Avec un sourire mielleux, Miss Saccarine glissa son bras sous celui de Mr Finney, dans l’intention manifeste de l’écarter de Mrs McGonagall. Elle essaya de parler, ne produisit aucun son, referma la bouche, et essaya de cacher sa stupéfaction. L’inspecteur Finney la regarda, d’un air perplexe.
— Vous vous sentez bien, Miss ?
— Miss Saccarine souffre simplement du climat, inspecteur Finney, intervint Mr Mecreant. (Il affichait un sourire forcé, qui n’avait pas du tout le même impact que celui dont Miss Saccarine s’était fait une spécialité.) Laissez-moi vous guider. Cette école pratique la magie, comme la directrice l’a mentionné. En fait, c’est bien une école destinée aux sorciers et aux sorcières. Nous…
La suite du discours de Mecreant sembla s’étouffer dans sa gorge. Il resta la bouche ouverte, au bord de l’asphyxie, fixant Finney comme un poisson hors de l’eau. Après un long moment, plutôt gênant, il referma la bouche. À nouveau, il chercha à sourire, exhibant de larges dents jaunes et mal rangées.
L’inspecteur fronçait toujours les sourcils. Il se dégagea du bras de Saccarine, et la regarda, ainsi que Mecreant, le front plissé de contrariété.
— Oui ? Que voulez-vous dire ? Seriez-vous malade vous aussi ?
Prescott était tellement excité qu’il sautait pratiquement d’un pied sur l’autre.
— C’est sans importance ! Commençons la visite sans attendre. D’ailleurs, je connais déjà le chemin. Nous pourrons filmer des que… dès que…
Il réalisa tout à coup avoir encore des serviettes sous le col de sa chemise. Il les arracha, et les enfouit d’un geste nerveux dans la poche de son pantalon.
— Miss Saccarine, reprit-il, vous m’aviez annoncé la présence d’une tierce personne. Un expert, disiez-vous, qui pourrait expliquer les choses aux non-initiés. Le moment me semble parfait pour introduire cette personne.
Saccarine pencha la tête, les yeux écarquillés, la bouche ouverte. Après un silence tendu, la directrice s’éclaircit la voix, et agita la main vers la cour, devant le château.

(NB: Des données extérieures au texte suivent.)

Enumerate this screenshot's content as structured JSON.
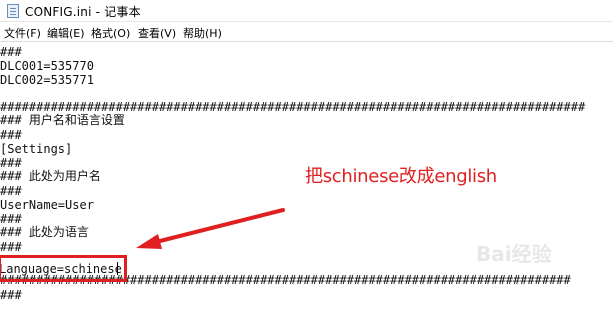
{
  "window": {
    "title": "CONFIG.ini - 记事本"
  },
  "menubar": {
    "items": [
      {
        "label": "文件(F)"
      },
      {
        "label": "编辑(E)"
      },
      {
        "label": "格式(O)"
      },
      {
        "label": "查看(V)"
      },
      {
        "label": "帮助(H)"
      }
    ]
  },
  "editor": {
    "lines": [
      "###",
      "DLC001=535770",
      "DLC002=535771",
      "",
      "#################################################################################",
      "### 用户名和语言设置",
      "###",
      "[Settings]",
      "###",
      "### 此处为用户名",
      "###",
      "UserName=User",
      "###",
      "### 此处为语言",
      "###",
      "Language=schinese",
      "###############################################################################",
      "###"
    ]
  },
  "annotation": {
    "text": "把schinese改成english",
    "color": "#e02020"
  },
  "watermark": {
    "text": "Bai经验"
  },
  "colors": {
    "accent": "#e02020"
  }
}
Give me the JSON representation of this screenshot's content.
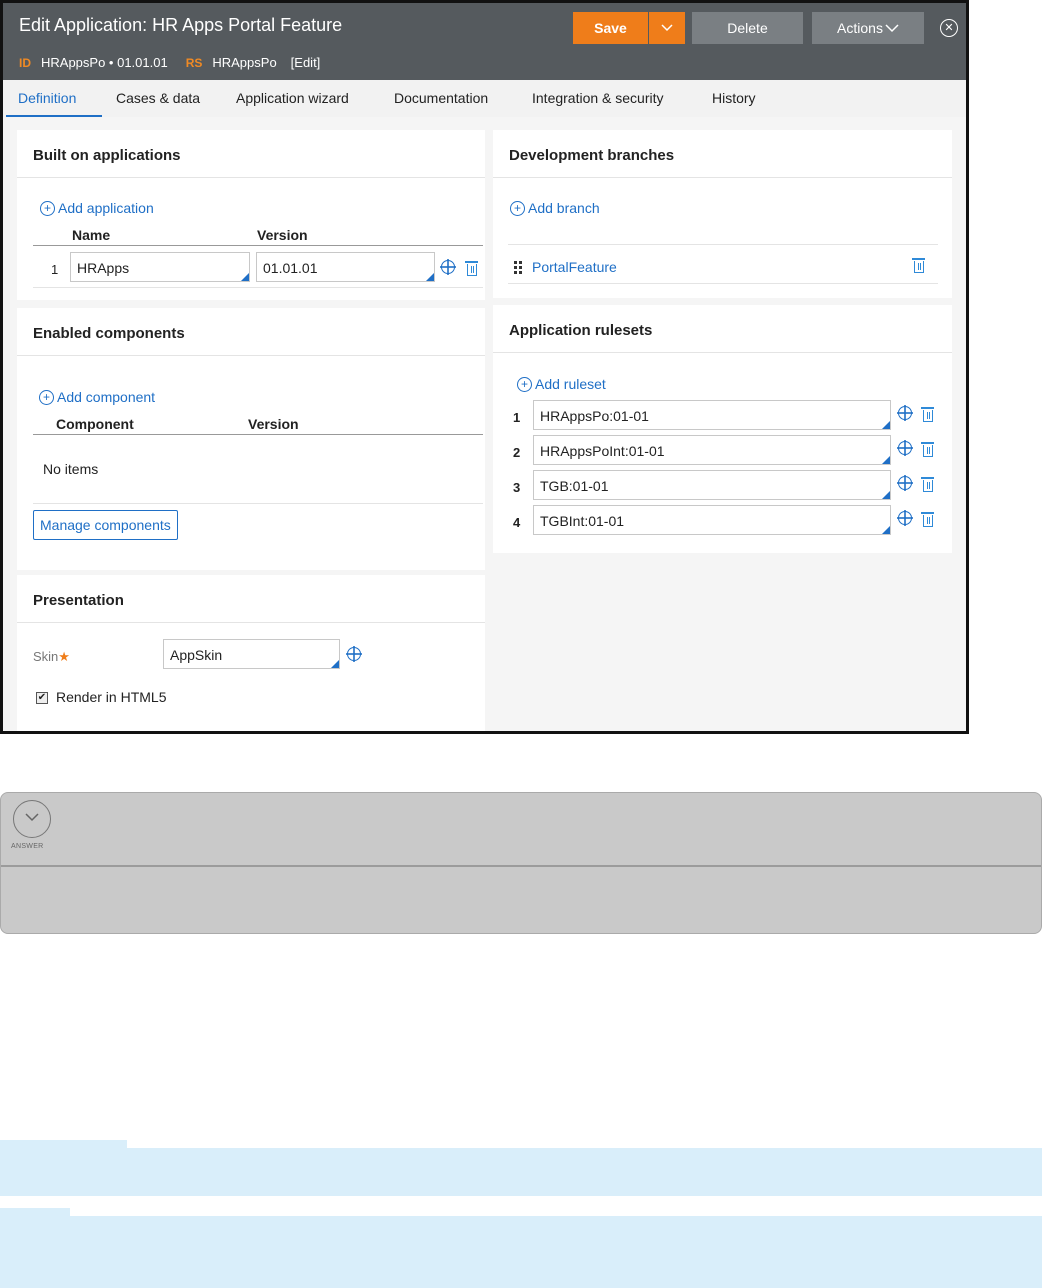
{
  "header": {
    "title": "Edit Application: HR Apps Portal Feature",
    "id_label": "ID",
    "id_value": "HRAppsPo • 01.01.01",
    "rs_label": "RS",
    "rs_value": "HRAppsPo",
    "edit_label": "[Edit]",
    "save_label": "Save",
    "delete_label": "Delete",
    "actions_label": "Actions"
  },
  "tabs": [
    {
      "label": "Definition",
      "active": true
    },
    {
      "label": "Cases & data"
    },
    {
      "label": "Application wizard"
    },
    {
      "label": "Documentation"
    },
    {
      "label": "Integration & security"
    },
    {
      "label": "History"
    }
  ],
  "built_on": {
    "title": "Built on applications",
    "add_label": "Add application",
    "col_name": "Name",
    "col_version": "Version",
    "rows": [
      {
        "num": "1",
        "name": "HRApps",
        "version": "01.01.01"
      }
    ]
  },
  "enabled_components": {
    "title": "Enabled components",
    "add_label": "Add component",
    "col_component": "Component",
    "col_version": "Version",
    "empty_text": "No items",
    "manage_label": "Manage components"
  },
  "presentation": {
    "title": "Presentation",
    "skin_label": "Skin",
    "required_mark": "★",
    "skin_value": "AppSkin",
    "render_label": "Render in HTML5",
    "render_checked": true
  },
  "dev_branches": {
    "title": "Development branches",
    "add_label": "Add branch",
    "branch": "PortalFeature"
  },
  "rulesets": {
    "title": "Application rulesets",
    "add_label": "Add ruleset",
    "rows": [
      {
        "num": "1",
        "value": "HRAppsPo:01-01"
      },
      {
        "num": "2",
        "value": "HRAppsPoInt:01-01"
      },
      {
        "num": "3",
        "value": "TGB:01-01"
      },
      {
        "num": "4",
        "value": "TGBInt:01-01"
      }
    ]
  },
  "answer": {
    "label": "ANSWER"
  },
  "colors": {
    "header_bg": "#555a5e",
    "accent_orange": "#ef7d1a",
    "link_blue": "#1f6fc6",
    "info_blue": "#d9eefa"
  }
}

— Voici, je présume, celui que vous attendiez, Mr Prescott. Il est bien connu que ce pauvre Mr Hubert est toujours dans la lune. Un de ces jours, le cher homme oubliera sa tête, je le crains. Mais c’est un génie dans sa partie, ne pensez-vous pas, Brenda ?
La bouche toujours ouverte, Saccarine se tourna pour suivre la direction indiquée par la main tendue de McGonagall. Un autre véhicule approchait de la cour. Il était très ancien, et son moteur crachotait en laissant derrière lui un nuage de gaz d’échappement. Finney fronça légèrement les sourcils quand le véhicule avança dans la cour. Saccarine et Mecreant ouvraient de grands yeux affolés, et plissaient le nez d’un air dégoûté. La foule des élèves s’écarta pour laisser passer la voiture, qui, après un dernier rebond, s’arrêta en face de la première Land-Rover. Le moteur toussa bruyamment, puis s’éteignit sur un hoquet.

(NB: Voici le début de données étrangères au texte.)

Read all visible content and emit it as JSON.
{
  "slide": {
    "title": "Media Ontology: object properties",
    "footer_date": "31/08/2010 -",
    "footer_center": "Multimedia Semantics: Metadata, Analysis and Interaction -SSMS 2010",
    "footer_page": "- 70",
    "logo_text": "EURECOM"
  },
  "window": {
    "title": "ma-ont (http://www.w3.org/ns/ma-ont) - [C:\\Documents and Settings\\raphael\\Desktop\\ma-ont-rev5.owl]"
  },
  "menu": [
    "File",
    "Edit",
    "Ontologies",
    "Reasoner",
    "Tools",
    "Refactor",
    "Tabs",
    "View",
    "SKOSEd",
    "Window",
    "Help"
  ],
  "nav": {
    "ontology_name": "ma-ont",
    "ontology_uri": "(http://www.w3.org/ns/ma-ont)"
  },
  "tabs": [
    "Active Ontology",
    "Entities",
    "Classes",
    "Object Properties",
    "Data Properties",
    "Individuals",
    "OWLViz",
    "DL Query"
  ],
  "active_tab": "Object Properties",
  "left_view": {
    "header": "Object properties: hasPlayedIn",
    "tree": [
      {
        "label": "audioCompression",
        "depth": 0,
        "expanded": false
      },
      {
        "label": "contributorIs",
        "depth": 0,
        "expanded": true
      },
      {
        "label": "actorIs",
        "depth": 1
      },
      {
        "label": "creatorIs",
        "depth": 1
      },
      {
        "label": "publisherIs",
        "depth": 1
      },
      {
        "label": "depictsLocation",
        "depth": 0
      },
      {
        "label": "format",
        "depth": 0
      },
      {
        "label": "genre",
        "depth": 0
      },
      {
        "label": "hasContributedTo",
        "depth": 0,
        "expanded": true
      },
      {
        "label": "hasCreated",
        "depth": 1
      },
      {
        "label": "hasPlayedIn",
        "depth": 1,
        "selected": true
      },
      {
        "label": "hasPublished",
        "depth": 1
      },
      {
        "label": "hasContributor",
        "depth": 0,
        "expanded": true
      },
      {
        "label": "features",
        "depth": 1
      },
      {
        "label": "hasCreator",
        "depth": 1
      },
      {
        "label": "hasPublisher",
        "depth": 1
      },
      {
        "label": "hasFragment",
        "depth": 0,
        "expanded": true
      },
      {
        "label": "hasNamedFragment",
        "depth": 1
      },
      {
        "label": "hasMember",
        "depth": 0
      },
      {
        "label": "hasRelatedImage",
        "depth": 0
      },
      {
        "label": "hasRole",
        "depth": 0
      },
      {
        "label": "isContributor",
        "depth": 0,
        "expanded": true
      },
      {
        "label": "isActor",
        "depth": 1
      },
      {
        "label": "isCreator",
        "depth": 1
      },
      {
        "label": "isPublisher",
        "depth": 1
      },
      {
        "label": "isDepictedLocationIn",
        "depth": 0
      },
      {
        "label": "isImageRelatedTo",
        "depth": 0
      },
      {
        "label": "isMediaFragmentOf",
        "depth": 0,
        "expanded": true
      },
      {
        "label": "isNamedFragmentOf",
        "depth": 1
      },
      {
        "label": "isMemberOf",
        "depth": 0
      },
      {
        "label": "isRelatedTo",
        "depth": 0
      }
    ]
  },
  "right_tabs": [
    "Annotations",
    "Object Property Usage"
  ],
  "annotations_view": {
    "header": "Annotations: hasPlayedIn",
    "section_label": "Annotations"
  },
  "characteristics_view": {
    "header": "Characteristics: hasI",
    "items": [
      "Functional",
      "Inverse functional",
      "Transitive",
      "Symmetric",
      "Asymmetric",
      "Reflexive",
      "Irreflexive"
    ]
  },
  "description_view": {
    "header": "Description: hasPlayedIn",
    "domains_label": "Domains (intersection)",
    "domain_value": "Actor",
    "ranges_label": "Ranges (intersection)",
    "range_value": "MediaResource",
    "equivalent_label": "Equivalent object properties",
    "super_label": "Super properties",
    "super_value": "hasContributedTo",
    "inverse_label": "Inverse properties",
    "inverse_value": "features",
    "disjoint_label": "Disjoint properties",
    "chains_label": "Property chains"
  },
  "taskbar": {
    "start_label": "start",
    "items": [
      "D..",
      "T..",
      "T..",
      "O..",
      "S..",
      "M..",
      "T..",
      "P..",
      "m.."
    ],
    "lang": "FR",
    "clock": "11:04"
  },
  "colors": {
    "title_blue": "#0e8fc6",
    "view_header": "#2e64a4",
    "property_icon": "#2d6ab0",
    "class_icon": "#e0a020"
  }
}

— C’est une Ford Anglia, non ? dit Finney. Il y a des années, sinon des décennies, que je n’en avais pas revue une. Je suis vraiment étonné qu’elle puisse encore rouler.
— Oh, notre Mr Hubert possède un don rare avec les moteurs, Randolph, dit McGonagall d’une voix ferme. En fait, c’est presque de la magie.
La portière, côté conducteur, grinça et s’ouvrit, tandis qu’une immense silhouette en émergeait. L’homme était si lourd que les amortisseurs de la voiture grincèrent quand il quitta son siège. Une fois dehors, il plissa les paupières sous la vive luminosité, et tourna la tête vers les marches, avec un sourire quelque peu vacant. Il avait de longs cheveux d’un blond argenté, une barbe similaire, et portait, de façon incongrue, d’énormes lunettes noires aux montures de corne. Les cheveux de l’homme étaient tirés en arrière, en une queue de cheval bien nette.
— Voici Mr Terrence Hubert, le présenta Mr McGonagall, le chancelier de l’école de magie Poudlard. Soyez le bienvenu, cher monsieur. Laissez-moi vous présenter nos invités.
Avec un sourire, Mr Hubert fit le tour de la Ford Anglia, et ouvrit la portière côté passager.
— J’espère que ça n’ennuiera personne, dit-il, en ajustant ses lunettes, mais j’ai emmené ma femme avec moi. Ma chère, venez dire bonjour à tout le monde.
James étouffa un cri en voyant Mme Delacroix émerger péniblement de la voiture. Elle eut un vague sourit, puis répondit : « Bonjou’ » d’une voix mécanique.
Hubert la regarda d’un air enamouré.
— Elle est adorable, non ? Très bien, par où commençons-nous la visite ?
Une fois de plus, Saccarine toussota, et ses yeux s’écarquillèrent de façon alarmante tandis qu’elle regardait Delacroix rejoindre Hubert au pied des marches. D’un coup de coude, Saccarine essaya de prévenir Mecreant, mais le sorcier était lui aussi incapable de s’exprimer.
— Chancelier ? dit Prescott, ses yeux soupçonneux passant de Hubert à McGonagall. Mais il n’y a jamais eu de chancelier ! Depuis quand cet homme est-il chancelier ?
— Effectivement, monsieur, vous n’avez pu encore me rencontrer, dit Hubert. (Il monta les marches, suivi par Delacroix qui souriait d’un air hagard.) J’ai été absent ces dernières semaines. J’avais une conférence à donner à Montréal, et j’en ai profité pour explorer le Canada. Ils ont des fournitures tout à fait remarquables. Vous savez, nous n’utilisons ici que le matériel de magie le plus sophistiqué. Je préfère inspecter moi-même les usines avant de passer la moindre commande. Bien entendu, je n’en dirai pas plus pour ne pas gâcher votre surprise, hé hé hé.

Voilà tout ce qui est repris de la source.